You are so right, Sara. The recent response to Dr. Ford’s allegations says it all. She isn’t to be believed, but if she is right, then boys will be boys. Ha ha. I WISH that the sentiments you and I grew up with were no longer tolerated. Light has been shown on the situation, but women who anchor news programs are still required to wear short skirts and low necklines, young women frequently post videos of themselves walking down the street followed by catcalls and behavior even more aggressive, the charges against Roger Ailes and Harvey Weinstein are not all decades old. And on and on we go. Anita Hill was nearly 30 years ago, and Dr. Ford is being treated just as badly if not worse, since the FBI isn’t even allowed to investigate for this round.
I’m so sorry you had to live through this. And then to have the experience affect your self-esteem and self-worth? It’s heartbreaking.
Why does history keep repeating itself?
It is so sad that “our story never ends.”
Sad, indeed. In the big picture, my story is small. Then again, no story is small when it reflects a society lacking the power, or will, to change.

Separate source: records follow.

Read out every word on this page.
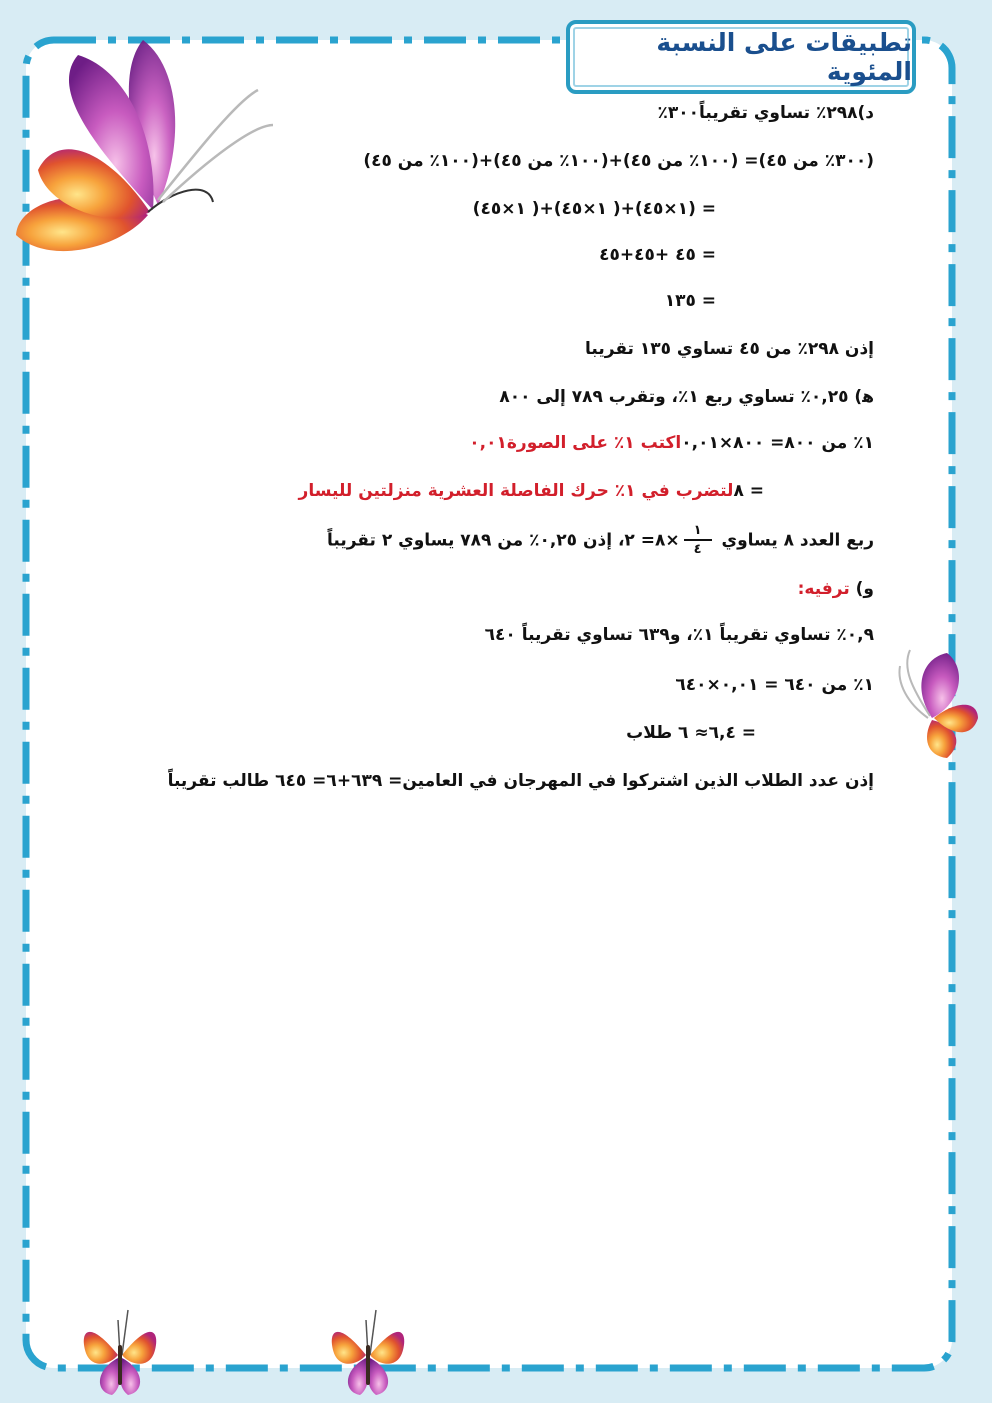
تطبيقات على النسبة المئوية
د)٢٩٨٪ تساوي تقريباً٣٠٠٪
(٣٠٠٪ من ٤٥)= (١٠٠٪ من ٤٥)+(١٠٠٪ من ٤٥)+(١٠٠٪ من ٤٥)
= (١×٤٥)+( ١×٤٥)+( ١×٤٥)
= ٤٥ +٤٥+٤٥
= ١٣٥
إذن ٢٩٨٪ من ٤٥ تساوي ١٣٥ تقريبا
ﻫ) ٠,٢٥٪ تساوي ربع ١٪، وتقرب ٧٨٩ إلى ٨٠٠
١٪ من ٨٠٠= ٨٠٠×٠,٠١اكتب ١٪ على الصورة٠,٠١
= ٨لتضرب في ١٪ حرك الفاصلة العشرية منزلتين لليسار
ربع العدد ٨ يساوي
$\frac{١}{٤}$
×٨= ٢، إذن ٠,٢٥٪ من ٧٨٩ يساوي ٢ تقريباً
و) ترفيه:
٠,٩٪ تساوي تقريباً ١٪، و٦٣٩ تساوي تقريباً ٦٤٠
١٪ من ٦٤٠ = ٠,٠١×٦٤٠
= ٦,٤≈ ٦ طلاب
إذن عدد الطلاب الذين اشتركوا في المهرجان في العامين= ٦٣٩+٦= ٦٤٥ طالب تقريباً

I watched all of Christine’s testimony yesterday (and part of Brett’s). It’s very clear to me that she’s telling the truth and Brett, in a disgusting display of entitled self-pity and over-the-top anger about an imagined conspiracy against him, has the character of a hyena (not to besmirch hyenas). Now women are all re-examing our histories (once again) to see where we made accommodations in our relationships with men that were not in our best interest, or even detrimental to our well-being. Not all of us have been the victim of a sexual assault (I was groped on a crowded NYC subway once and, as a result, learned to position myself carefully and keep an eye out for those darting arms), but we’ve all lived in a culture that has asked us to support the man so he can do his thing. This can work only if he supports us while we do our thing. I am 58 and, from the earliest age, this was the subliminal message I got, starting with my parents. Even now, my husband happily sits down to the meals I cook but rarely takes the initiative to plan and cook them himself. He will do so if I ask but I ALWAYS have to ask, thus I frequently find myself beset with this simmering resentment that is like wearing a hair shirt – distracting and not good for my mental and physical health. Virginia Wolfe famously said that women need a room of their own. Christine Blasey Ford needed two front doors. I guess I need two kitchens.
Ha! Perhaps we all need two kitchens. The underlying current for all of the conversations, from household chores to subway cars to gang rapes at parties, is that women are expected — and are programmed — to cover for men. We are so, so careful to keep them from getting angry, to keep them from feeling hurt; we are responsible for protecting them from shame or discomfort. I have been flooded with these recollections while working on my novel, and a very bright light was shed on this last week by the diametrically opposed natures of the Ford and Kavanaugh hearings. So, yes, this simmering anger over all the time lost. Thanks for your comments, Mary. Much appreciated.